Machtvakuum braucht kein Mensch – Macht richtig gebrauchen

Macht ist immer vorhanden. Unternehmensleitung und Führungskräfte erhalten formale Macht. Wenn sie diese nicht zufriedenstellend ausfüllen, dann entsteht ein Machtvakuum. Andere Akteure springen dann in diese Lücke. Die Folgen sind unkontrollierbar…

Machtvakuum

Macht basiert entweder auf der formalen Position oder informellen Faktoren. Machtvakuum entsteht, wenn formale Macht nicht professionell ausgefüllt wird.

Formale Macht

Positionen verleihen formale Macht. Das bedeutet, dass bestimmte Personen Befugnisse besitzten, die andere formal nicht haben. Die wichtigsten im Unternehmen sind Einstellungs- und Entlassungsbefugnis, Weisungs- sowie Entscheidungsbefugnis.

Mit dieser formalen Macht wächst die übertragene Verantwortung. Wird die Person dieser Verantwortung gerecht, so ist kein Machtvakuum zu befürchten.

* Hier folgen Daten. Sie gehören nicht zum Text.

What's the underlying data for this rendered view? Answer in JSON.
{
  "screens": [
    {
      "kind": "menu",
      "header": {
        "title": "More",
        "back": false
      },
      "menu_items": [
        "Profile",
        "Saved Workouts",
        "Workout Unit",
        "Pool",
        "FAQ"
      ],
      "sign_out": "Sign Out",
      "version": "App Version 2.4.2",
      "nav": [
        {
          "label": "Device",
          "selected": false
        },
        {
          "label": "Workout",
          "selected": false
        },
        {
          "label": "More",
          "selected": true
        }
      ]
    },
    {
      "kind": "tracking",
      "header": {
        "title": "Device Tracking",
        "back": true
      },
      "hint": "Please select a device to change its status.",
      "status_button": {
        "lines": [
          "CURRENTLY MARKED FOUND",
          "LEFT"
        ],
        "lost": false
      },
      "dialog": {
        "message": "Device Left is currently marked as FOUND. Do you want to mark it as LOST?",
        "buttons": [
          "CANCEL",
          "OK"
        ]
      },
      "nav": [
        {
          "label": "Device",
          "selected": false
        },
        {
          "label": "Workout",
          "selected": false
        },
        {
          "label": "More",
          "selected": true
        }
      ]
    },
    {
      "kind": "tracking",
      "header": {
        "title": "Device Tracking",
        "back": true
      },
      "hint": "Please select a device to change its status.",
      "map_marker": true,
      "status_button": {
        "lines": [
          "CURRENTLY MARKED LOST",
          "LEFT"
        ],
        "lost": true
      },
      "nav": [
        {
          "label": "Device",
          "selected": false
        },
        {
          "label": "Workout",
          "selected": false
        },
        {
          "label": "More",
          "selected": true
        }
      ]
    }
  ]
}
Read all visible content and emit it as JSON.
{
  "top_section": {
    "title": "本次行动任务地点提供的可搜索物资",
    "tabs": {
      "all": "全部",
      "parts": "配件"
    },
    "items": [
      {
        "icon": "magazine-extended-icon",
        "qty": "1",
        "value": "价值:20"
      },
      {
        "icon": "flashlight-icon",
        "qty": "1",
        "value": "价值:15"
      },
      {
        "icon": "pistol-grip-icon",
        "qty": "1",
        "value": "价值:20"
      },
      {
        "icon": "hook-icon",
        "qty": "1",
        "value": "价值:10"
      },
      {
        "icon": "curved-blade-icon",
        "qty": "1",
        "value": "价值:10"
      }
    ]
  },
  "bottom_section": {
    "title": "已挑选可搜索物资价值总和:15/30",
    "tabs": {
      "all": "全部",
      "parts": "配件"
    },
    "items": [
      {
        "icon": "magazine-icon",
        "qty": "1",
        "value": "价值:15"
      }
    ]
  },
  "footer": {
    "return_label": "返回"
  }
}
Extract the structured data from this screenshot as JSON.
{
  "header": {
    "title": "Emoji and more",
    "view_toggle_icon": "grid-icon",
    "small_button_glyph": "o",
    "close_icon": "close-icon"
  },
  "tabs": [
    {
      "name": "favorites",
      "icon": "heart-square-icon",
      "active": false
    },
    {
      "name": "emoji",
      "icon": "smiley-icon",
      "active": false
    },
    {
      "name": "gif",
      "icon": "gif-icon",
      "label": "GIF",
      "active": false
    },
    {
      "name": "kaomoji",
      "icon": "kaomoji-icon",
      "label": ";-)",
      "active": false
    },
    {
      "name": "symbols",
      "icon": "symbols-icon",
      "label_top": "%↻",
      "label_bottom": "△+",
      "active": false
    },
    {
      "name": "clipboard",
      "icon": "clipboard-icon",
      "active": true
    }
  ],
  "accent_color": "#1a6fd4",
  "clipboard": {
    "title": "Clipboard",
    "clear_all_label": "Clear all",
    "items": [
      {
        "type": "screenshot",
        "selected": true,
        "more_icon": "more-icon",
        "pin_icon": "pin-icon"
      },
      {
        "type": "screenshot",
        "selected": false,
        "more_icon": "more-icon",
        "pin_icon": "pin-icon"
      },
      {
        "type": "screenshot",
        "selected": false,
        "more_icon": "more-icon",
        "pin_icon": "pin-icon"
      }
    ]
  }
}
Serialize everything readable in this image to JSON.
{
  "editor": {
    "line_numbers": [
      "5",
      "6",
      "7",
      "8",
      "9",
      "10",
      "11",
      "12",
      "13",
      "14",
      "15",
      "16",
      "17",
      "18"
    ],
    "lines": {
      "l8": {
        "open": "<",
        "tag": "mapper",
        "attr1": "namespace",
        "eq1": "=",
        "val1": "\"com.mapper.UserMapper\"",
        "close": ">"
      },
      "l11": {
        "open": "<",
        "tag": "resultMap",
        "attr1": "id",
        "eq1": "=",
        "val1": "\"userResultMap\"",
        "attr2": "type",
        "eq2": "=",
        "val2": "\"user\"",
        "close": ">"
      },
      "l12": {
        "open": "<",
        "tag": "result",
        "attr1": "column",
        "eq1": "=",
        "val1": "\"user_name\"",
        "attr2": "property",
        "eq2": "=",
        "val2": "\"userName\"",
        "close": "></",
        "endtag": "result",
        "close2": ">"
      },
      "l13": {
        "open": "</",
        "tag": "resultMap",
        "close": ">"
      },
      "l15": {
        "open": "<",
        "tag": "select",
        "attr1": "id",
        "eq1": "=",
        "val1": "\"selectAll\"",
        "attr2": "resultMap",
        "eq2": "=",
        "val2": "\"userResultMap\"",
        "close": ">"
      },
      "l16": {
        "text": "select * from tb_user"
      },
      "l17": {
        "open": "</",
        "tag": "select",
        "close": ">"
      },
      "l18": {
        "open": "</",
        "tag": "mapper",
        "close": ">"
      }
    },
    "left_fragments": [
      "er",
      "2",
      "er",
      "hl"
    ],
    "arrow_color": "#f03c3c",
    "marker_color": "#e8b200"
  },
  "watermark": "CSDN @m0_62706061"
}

Subjektiv werden auch andere Befugnisse oder auch Vorrechte als wichtig erachtet. So sind die Lage und die Größe des Büros nicht nebensächliche Kriterien. Eine wichtige Figur im Unternehmen, die ihr Büro im Vorzimmer an einem klitzekleien Tisch plaziert, signalisiert der ganzen Umgebung, dass etwas nicht stimmt.

Informale Macht

Neben dieser formalen besteht immer eine informale Macht. Diese kann auf Expertise, auf Empathie oder auf bewussten oder unbewussten Beeinflussung basieren.

Machtdemonstrationen etablieren sich auf vielfältige Weise:

Mancher lässt monatelang auf einen Termin warten, um die Macht nicht nur zu demonstrieren, sondern diese im Vorfeld schon auf- oder auszubauen. Diese Überlegenheit wird auch am Markt gern genutzt, wenn eine Marke, ein neues Produkt schon im Vorfeld angepriesen wird: Freuen Sie sich auf mein Buch, das in Kürze erscheint!

Viele schauen gerne aus dem Fenster oder auf den Bildschirm, um die asymetrische Macht oder / und ihre Geringschätzung zu bekunden. Wegschauen kann auch Schüchternheit bedeuten oder kulturell bedingt sein. Vorschnelle Schlüsse können da einen mehr in die Irre leiten, als Erkenntnisse liefern.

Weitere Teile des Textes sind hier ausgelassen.